JPMorgan, Goldman exploited ‘loophole’ in Russia sanctions: Lawmakers

A pair of Democratic lawmakers, Sen. Elizabeth Warren of Massachusetts and Rep. Katie Porter of California, are questioning whether Goldman Sachs and JPMorgan Chase are inappropriately exploiting a “loophole” in Russia sanctions.

In letters sent to the CEOs of both banks, the two lawmakers cited recent reports that the megabanks are buying up massive amounts of Russian sovereign debt, as well as debt from Russian companies tied to the government, to be resold to American-based hedge funds and other investors.

Goldman and JPMorgan have both announced plans to cease pursuing new business in Russia following the country’s invasion of Ukraine. But Warren and Porter argued that the secondary-market trades, which are legal under sanctions designed to cut Russia off from global financial markets, amount to war profiteering.

Sen. Elizabeth Warren of Massachusetts (left) and Rep. Katie Porter of California (right) want more information from JPMorgan Chase and Goldman Sachs about secondary-market trades involving Russian sovereign and corporate debt.
Bloomberg

“JP Morgan and Goldman Sachs, both of which won plaudits for winding down their operations in Russia, have engaged in the sales and trades of Russian debt on the secondary market, ‘pouncing on Russia’s cheap corporate debt’ to profit off of the war,” the lawmakers wrote in the letters, citing recent news reports.

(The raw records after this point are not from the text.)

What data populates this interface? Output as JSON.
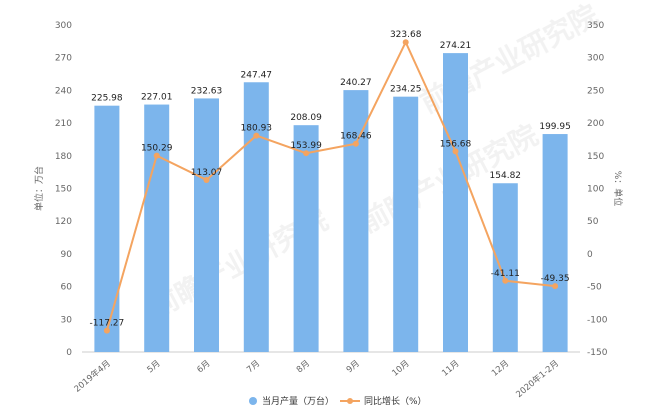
{
  "chart_data": {
    "type": "bar",
    "categories": [
      "2019年4月",
      "5月",
      "6月",
      "7月",
      "8月",
      "9月",
      "10月",
      "11月",
      "12月",
      "2020年1-2月"
    ],
    "series": [
      {
        "name": "当月产量（万台）",
        "type": "bar",
        "axis": "left",
        "color": "#7cb5ec",
        "values": [
          225.98,
          227.01,
          232.63,
          247.47,
          208.09,
          240.27,
          234.25,
          274.21,
          154.82,
          199.95
        ],
        "labels": [
          "225.98",
          "227.01",
          "232.63",
          "247.47",
          "208.09",
          "240.27",
          "234.25",
          "274.21",
          "154.82",
          "199.95"
        ]
      },
      {
        "name": "同比增长（%）",
        "type": "line",
        "axis": "right",
        "color": "#f4a460",
        "values": [
          -117.27,
          150.29,
          113.07,
          180.93,
          153.99,
          168.46,
          323.68,
          156.68,
          -41.11,
          -49.35
        ],
        "labels": [
          "-117.27",
          "150.29",
          "113.07",
          "180.93",
          "153.99",
          "168.46",
          "323.68",
          "156.68",
          "-41.11",
          "-49.35"
        ]
      }
    ],
    "left_axis": {
      "label": "单位：万台",
      "ylim": [
        0,
        300
      ],
      "ticks": [
        "0",
        "30",
        "60",
        "90",
        "120",
        "150",
        "180",
        "210",
        "240",
        "270",
        "300"
      ]
    },
    "right_axis": {
      "label": "%：单位",
      "ylim": [
        -150,
        350
      ],
      "ticks": [
        "-150",
        "-100",
        "-50",
        "0",
        "50",
        "100",
        "150",
        "200",
        "250",
        "300",
        "350"
      ]
    },
    "legend_position": "bottom",
    "grid": false
  }
}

The banks’ dealings “may undermine the work of the U.S. Treasury and the international community” to hold Russian President Vladimir Putin to account, Warren and Porter wrote.

The lawmakers acknowledged that the trading activity is legal because the sanctions framework does not bar secondary market deals with counterparties who are not subject to the restrictions and as long as the Russian sovereign debt was issued before March 1.

A JPMorgan spokesperson declined to comment. The nation’s largest bank by assets has previously stated that as “a market-maker, we have been helping clients reduce their risks and manage their exposures to Russia in the secondary markets. None of the trades violate sanctions or benefit Russia.”

Goldman Sachs did not immediately respond to a request for comment. During the first quarter, Goldman recorded a net loss of roughly $300 million as a direct impact from Russian and Ukrainian financial instruments.

“Our positions were relatively limited, but we've been focused on closing them out and reducing our exposure,” Goldman CEO David Solomon said during the company’s April 14 earnings call.

But Warren and Porter wrote that the volume of Russian corporate debt this year is trading at double the daily average rate from two years ago. And the $7 billion volume in Russian sovereign debt traded between Feb. 24 and April 7 was 35% higher than during the same period last year, according to the Democratic legislators.

The lawmakers asked each bank to detail how many trades they have facilitated since the Russian invasion began on Feb. 24 and to disclose the profits those transactions have yielded.